Bitsight for IT Service Management by ServiceNow: Integration Guide

The Bitsight for IT Service Management integration is certified by ServiceNow and is available in the ServiceNow App Store.

Version 1.0

Requirements

• Bitsight Security Ratings SPM App
• ServiceNow (Tokyo, San Diego, or Rome)
• The Incident plugin, which provides the base functionality for incident management. Included with the ServiceNow IT Service Management (ITSM) package.
  • If you have an ITSM package already in your instance, you do not need to install the plugin separately.
  • If you do not have an ITSM package, you will be asked to install the Incident plugin when installing Bitsight for IT Service Management.
• Bitsight for Security Performance Management Connector, which includes Bitsight for IT Service Management. This is automatically installed during the installation of dependent applications and all configurations are done through the dependent application; it does not require installation or configuration by the user.
• Required system table permissions: sys_import_set_row

Download and Installation

1. Download and Install the application, available in the ServiceNow App Store.
2. Copy and paste a Bitsight company API token to the “API Token” field to use it in the application. To ensure existing integrations do not break when certain user accounts are deleted, please use a company API token as opposed to a user API token. To generate a new API token, go to the Company API Token section of the Account page in the Bitsight platform. Remember, API tokens should be treated as a password. If you think your token might have been compromised, you can always generate a new one, which will invalidate the previous token. If the integration is failing, see troubleshooting for details.
3. Assign a ServiceNow Admin role (itsm_app_admin) to a user.
4. As a ServiceNow Admin, navigate to the Bitsight for ITSM Application Configuration module and set the following configurations:
   • Section 1:
     1. Set the API Token to the Bitsight API token. Select the Validate Token button to check if the API token is set correctly.
     2. Select the organization you would like to receive findings details for. Relationships are structured as a parent company and a subsidiary company (child). Subsidiaries are companies that are within the hierarchy of an organization. They are depicted in an organization’s Ratings Tree in the Bitsight platform.
   • Section 2:
     1. Configure the finding severity to filter the finding details.
     2. Configure the asset importance to filter the finding details.
     3. Configure the risk vector to filter by particular risk vectors.
     4. Configure the Incident Assignment to assign the incident tickets to a group/user. If opted, this should point to the users who will deal with the incidents.
     5. Configure the caller field to set the Caller field in incident tickets. This is done as caller is a mandatory field. It can just be a web-only user. All incidents will have this user as the caller.
5. As a ServiceNow Admin, navigate to the Data Import Job Schedule [Bitsight for ITSM ➔ Data Import Job Schedules] and set the import time as desired.

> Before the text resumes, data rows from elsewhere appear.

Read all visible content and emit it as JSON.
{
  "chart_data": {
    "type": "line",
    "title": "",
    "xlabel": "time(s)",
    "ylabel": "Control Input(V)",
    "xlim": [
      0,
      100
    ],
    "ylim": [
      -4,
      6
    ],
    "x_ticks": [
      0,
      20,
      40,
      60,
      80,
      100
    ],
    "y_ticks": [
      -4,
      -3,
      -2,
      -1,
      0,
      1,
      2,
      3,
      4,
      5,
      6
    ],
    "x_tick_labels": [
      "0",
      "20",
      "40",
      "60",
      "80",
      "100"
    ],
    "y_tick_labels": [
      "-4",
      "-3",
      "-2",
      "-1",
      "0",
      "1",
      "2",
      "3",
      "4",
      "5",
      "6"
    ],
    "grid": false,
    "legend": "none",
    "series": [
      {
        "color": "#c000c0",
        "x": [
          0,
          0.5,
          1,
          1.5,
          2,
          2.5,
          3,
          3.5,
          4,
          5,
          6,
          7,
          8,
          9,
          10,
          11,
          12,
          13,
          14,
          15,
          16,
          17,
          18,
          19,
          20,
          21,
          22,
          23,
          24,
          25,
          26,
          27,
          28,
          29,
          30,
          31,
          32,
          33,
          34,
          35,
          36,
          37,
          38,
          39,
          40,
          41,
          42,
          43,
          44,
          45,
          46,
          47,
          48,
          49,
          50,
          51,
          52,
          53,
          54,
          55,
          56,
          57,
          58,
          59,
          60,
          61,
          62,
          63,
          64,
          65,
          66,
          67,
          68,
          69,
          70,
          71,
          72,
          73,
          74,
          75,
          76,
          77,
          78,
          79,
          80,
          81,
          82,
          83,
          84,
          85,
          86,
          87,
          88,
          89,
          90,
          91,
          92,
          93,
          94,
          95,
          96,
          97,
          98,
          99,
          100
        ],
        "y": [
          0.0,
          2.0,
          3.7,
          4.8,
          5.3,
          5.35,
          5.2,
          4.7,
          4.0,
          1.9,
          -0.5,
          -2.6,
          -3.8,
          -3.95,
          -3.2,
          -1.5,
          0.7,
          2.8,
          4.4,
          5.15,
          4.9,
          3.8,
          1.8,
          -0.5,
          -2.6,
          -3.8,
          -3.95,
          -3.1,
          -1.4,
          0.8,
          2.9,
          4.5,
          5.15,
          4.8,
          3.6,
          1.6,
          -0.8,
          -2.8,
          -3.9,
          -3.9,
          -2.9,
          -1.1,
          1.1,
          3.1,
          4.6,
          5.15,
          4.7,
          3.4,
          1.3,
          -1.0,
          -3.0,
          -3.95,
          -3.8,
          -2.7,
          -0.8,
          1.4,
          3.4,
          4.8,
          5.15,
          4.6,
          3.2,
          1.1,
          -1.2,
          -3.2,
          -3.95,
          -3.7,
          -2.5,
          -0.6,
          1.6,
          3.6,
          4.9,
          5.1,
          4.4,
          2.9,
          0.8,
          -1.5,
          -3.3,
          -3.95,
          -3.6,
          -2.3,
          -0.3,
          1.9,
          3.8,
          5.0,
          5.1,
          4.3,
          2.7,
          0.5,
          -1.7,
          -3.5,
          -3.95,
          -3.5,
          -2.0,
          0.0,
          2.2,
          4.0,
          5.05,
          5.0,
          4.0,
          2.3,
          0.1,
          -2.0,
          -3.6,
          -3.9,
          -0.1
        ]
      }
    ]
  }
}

The first run will import Bitsight findings into the incident table. If configured, an incident for any findings will be created for resolution.

To test immediately, execute the import scripts as ServiceNow admin. This should import the findings immediately into the system.

Non-Admin users of this application need to be assigned the User (itsm_app_user) role. All such users also need to have the itil role to be able to access the incidents. This can be done either by assigning the itil role directly to the user or by editing the User role to include the itil role.